Regex pattern to count lines in poems with randomly \n or \n\n as line breaks

I need to count the lines of 221 poems and tried counting the line breaks \n.

However, some lines have double line breaks \n\n to make a new verse. These I only want counted as one.

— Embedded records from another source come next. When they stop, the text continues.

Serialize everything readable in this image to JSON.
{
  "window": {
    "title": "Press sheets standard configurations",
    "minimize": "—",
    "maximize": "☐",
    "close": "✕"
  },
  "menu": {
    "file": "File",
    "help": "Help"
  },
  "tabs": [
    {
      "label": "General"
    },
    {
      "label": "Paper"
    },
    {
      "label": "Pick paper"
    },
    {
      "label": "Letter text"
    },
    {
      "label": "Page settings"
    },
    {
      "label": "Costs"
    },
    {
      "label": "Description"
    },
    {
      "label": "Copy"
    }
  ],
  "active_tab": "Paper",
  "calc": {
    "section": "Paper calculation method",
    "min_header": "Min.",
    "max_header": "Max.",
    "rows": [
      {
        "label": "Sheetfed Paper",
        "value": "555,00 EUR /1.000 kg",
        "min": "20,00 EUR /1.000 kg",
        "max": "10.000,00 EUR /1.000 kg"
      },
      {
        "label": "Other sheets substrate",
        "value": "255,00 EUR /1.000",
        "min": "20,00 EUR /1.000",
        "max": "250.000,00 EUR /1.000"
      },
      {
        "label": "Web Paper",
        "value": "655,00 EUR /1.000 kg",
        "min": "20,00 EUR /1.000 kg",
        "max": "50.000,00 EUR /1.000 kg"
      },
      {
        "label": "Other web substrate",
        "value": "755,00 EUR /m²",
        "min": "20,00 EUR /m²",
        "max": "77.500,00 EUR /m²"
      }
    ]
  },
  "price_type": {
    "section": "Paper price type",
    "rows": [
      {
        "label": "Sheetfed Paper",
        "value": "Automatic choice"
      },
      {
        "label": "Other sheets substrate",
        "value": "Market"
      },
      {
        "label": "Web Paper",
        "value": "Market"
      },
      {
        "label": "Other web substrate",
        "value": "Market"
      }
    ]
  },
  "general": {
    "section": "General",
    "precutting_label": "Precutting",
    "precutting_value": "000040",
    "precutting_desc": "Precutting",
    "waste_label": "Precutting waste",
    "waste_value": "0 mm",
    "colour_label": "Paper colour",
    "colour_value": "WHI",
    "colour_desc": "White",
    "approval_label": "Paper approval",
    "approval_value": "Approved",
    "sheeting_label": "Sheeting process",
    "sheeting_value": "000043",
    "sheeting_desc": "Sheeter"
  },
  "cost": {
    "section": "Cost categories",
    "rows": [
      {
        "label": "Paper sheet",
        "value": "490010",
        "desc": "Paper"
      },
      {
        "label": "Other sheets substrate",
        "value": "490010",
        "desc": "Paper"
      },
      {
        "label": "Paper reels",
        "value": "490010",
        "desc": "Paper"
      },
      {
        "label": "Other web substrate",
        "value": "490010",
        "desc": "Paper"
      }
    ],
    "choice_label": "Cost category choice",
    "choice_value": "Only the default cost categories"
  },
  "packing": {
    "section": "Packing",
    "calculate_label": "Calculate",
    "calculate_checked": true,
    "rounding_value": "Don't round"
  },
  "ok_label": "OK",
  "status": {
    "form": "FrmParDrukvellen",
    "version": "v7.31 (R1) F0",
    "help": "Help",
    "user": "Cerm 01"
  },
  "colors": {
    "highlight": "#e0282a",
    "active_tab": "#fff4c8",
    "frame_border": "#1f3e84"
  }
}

The amount and position of double line breaks is random in each poem.

Minimal working example:

library("quanteda")

poem1 <- "This is a line\nThis is a line\n\nAnother line\n\nAnd another one\nThis is the last one"
poem2 <- "Some poetry\n\nMore poetic stuff\nAnother very poetic line\n\nThis is the last line of the poem"

poems <- quanteda::corpus(poem1, poem2)

The resulting line count should be 5 lines for poem1 and 4 lines for poem2.

I tried stringi::stri_count_fixed(texts(poems), pattern = "\n"), but the regex pattern is not elaborate enough to account for the random double line break problem.

Solution

You can use stringr::str_count with the \R+ pattern to find the number of consecutive line break sequences in the string:

> poem1 <- "This is a line\nThis is a line\n\nAnother line\n\nAnd another one\nThis is the last one"
> poem2 <- "Some poetry\n\nMore poetic stuff\nAnother very poetic line\n\nThis is the last line of the poem"
> library(stringr)
> str_count(poem1, "\\R+")
[1] 4
> str_count(poem2, "\\R+")
[1] 3

So the line count is str_count(x, "\\R+") + 1.

The \R pattern matches any line break sequence, CRLF, LF or CR. \R+ matches a sequence of one or more such line break sequence.

See the R code DEMO online:

poem1 <- "This is a line\nThis is a line\n\nAnother line\n\nAnd another one\nThis is the last one"
poem2 <- "Some poetry\n\nMore poetic stuff\nAnother very poetic line\n\nThis is the last line of the poem"
library(stringr)
str_count(poem1, "\\R+")
# => [1] 4
str_count(poem2, "\\R+")
# => [1] 3
## Line counts:
str_count(poem1, "\\R+") + 1
# => [1] 5
str_count(poem2, "\\R+") + 1
# => [1] 4